Клевые - Эльмира Нетесова
Шрифт:
Интервал:
Закладка:
— Что ты ей сказал?
— На нашем пляже к ней не только ни один хахаль, даже Цезарь не подошел бы! Ему девятый десяток, и он уже лет пять не клеится к кралям!
— Антон! Зачем тебе понадобилась старая воспитательница? — опомнилась Лидка.
— Остальные не пришлись по вкусу! Худые и заморенные! Подхалимки и зубрилки! От таких мужики в первую ночь в притоны линяют!
Егор удивленно разглядывал не по годам смышленого подростка.
— Оставайся! — согласился тут же. И, подозвав к себе, предупредил: — Смотри, в доме ни к кому не приставать! Договорились?
Антон согласно кивнул и исчез из комнаты.
— Так тебе и не дали отдохнуть с дороги? А я думала, спишь спокойно, — заглянула в двери мать, вошла, шаркая тапками, присела напротив сына. — Расскажи, что с тобою случилось? Кто окалечил в зоне? Как добрался домой? — заглянула в глаза сына.
— Шахта окалечила. Обвал случился. В штреке меня накрыло. Крыша оказалась слабой или опоры подгнили, поди теперь разберись! Отвалялся в больничке, покуда по костям собрали и сшили заново. Освидетельствовала меня медицинская комиссия, признала нетрудоспособным.
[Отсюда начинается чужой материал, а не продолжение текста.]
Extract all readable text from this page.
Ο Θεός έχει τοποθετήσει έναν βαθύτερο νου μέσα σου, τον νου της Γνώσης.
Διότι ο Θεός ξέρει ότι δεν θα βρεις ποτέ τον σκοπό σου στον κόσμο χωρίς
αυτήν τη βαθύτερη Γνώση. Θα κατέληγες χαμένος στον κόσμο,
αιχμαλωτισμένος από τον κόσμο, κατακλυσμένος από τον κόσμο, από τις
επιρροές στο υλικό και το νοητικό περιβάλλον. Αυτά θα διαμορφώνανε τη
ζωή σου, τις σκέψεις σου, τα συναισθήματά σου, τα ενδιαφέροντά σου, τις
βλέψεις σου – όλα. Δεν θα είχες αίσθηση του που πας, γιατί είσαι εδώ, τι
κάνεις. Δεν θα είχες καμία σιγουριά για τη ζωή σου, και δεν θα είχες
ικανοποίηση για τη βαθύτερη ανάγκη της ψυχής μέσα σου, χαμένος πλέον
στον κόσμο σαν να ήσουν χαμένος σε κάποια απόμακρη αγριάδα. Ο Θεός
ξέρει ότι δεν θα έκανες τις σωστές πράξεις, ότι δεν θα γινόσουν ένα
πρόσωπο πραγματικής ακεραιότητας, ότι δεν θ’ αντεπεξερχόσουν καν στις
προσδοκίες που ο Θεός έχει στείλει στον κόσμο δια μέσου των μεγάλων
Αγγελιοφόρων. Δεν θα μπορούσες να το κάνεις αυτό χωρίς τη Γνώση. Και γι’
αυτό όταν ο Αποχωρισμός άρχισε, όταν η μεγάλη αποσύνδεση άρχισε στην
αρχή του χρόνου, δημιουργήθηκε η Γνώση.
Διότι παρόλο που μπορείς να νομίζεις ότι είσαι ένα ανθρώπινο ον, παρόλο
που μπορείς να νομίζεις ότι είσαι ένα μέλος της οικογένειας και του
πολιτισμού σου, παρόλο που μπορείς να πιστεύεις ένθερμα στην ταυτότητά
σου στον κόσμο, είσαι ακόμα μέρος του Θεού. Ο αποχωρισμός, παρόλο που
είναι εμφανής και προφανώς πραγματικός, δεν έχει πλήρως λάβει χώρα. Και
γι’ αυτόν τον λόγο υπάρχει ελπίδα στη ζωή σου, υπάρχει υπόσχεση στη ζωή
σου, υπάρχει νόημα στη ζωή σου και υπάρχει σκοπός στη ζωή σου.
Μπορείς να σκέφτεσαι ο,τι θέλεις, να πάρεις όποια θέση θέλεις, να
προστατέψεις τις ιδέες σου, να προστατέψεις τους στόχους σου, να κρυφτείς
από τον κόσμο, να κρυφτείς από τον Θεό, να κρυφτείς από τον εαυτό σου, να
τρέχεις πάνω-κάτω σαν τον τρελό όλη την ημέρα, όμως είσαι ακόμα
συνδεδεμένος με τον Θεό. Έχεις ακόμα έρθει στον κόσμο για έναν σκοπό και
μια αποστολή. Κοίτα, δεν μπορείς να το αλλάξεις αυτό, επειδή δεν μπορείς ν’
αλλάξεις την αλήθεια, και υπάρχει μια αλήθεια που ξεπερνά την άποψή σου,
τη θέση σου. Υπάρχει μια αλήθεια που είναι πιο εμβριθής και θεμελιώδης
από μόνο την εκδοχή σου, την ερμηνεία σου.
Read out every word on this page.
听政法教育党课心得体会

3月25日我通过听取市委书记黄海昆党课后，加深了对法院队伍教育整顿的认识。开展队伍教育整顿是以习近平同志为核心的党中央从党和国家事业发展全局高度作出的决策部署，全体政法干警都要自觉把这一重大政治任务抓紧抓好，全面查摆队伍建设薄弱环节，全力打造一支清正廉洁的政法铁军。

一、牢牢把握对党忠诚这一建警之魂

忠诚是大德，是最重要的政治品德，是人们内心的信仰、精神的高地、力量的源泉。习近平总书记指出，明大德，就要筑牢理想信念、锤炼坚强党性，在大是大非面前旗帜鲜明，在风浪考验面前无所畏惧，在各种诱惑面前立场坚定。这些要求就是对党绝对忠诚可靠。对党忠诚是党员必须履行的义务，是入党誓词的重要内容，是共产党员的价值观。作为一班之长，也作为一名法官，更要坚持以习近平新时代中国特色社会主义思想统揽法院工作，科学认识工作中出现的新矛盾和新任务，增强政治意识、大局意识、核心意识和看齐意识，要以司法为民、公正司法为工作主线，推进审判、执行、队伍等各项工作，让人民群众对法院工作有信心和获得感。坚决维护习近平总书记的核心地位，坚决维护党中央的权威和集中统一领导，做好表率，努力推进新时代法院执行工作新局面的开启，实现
Дали вторую группу инвалидности и списали досрочно. А так бы еще два года в зоне канал, — подытожил Егор.
— И долго тебя искали под обвалом? — округлились глаза сестры.
— На третий день достали. Последним из живых. Седьмым по счету. Два десятка насмерть завалило. Вытащили мертвыми. Нас — в больничку. На волю двоих отпустили. Меня и еще одного кента. Тот тоже на своих катушках торчать разучился. Остальных — по новой в забой погнали. А добрался, как обычно, — поездом, с сопровождающим. Я к концу пути уже на свои колеса вставать стал. Сам по нужде ходил. Второй завидовал, он всю дорогу ползал, держась за стенки вагона. Ни руки, ни ноги его не слушались. И без родни. Куда возвращаться, к кому? Я вон насколько моложе его, а и то была мысль, коль не смогу на ходули сам встать, брошусь под колеса поезда, — признался Егор, забывшись, и почувствовал, как вздрогнули мать и сестра. Увидел, как брызнули слезы из глаз у обоих.
— Отлежись, глядишь, наладится все…
— Где переломы были? — спросила сестра.
— Трещина в позвоночнике, ноги и руки, одно ребро, травма черепа. Везде врачи поковырялись. Ходить учился заново. Страшно было.
— Отдохни, а там на рентген свозим, обследуют наши врачи. Дома ты быстрее на поправку пойдешь! — успокоила Тоня. — Скажи, а почему тебя на Сахалин отправили? Ведь первая судимость. Не имели права! К тому ж отбывать срок должен был по месту судимости. Или в тюрьме что-то натворил? — спросила сестра.
— Мне по приговору дали строгий режим — за групповое. А в группе все, кроме меня, имели по две — три судимости. И добавки за побеги. Вот и замели меня вместе с ними заодно, чтоб не сбежали из зоны на волю. Да так законопатили, аж в Синегорск. Оттуда никто не мог слинять живьем. Место гиблое — сопки вокруг. Собачий колотун. И что ни день — пурга или дождь такой, как из ведра. Городишко тот в котловине. Как на дне большой ямы. Вечная мерзлота. Даже летом не оттаивает. Попробуй средь лета сесть на землю! Через час из всех дыр чох и насморк душить станут. От комарья дышать нечем. В самом городе — ни глотка воздуха. Вонища от шахты, от котельных, от реки, в какую весь город нужду справляет. Речонка эта меж сопок вьется. И зовут ее Тан-Зан. Она же автомобильной дорогой служит. По ней грузовики ковыляют, с булыжника на булыжник. Уголь развозят в пригородные поселки людям. За день — один рейс. Хоть до поселка шесть-семь километров. После двух рейсов — в ремонт. Весь город грязный, люди серые, небо прокопченое. Ни куста зелени, ни куска синего неба за все годы так и не увидел. А на шахте того не легче. Оборудование старое, еще от японцев осталось. Сколько лет прошло, а не заменили ни хрена. И кормили хуже чем собак — сушеной картошкой да кирзухой — перловкой. Иногда, по праздникам, давали соленую горбушу. Это рыба такая. Ту, какую мы ели, если кусок на котел положить, суп солить уже не стоит. А хлеб? В нем чего только не было! — крутнул головой Егор, вспомнив зону.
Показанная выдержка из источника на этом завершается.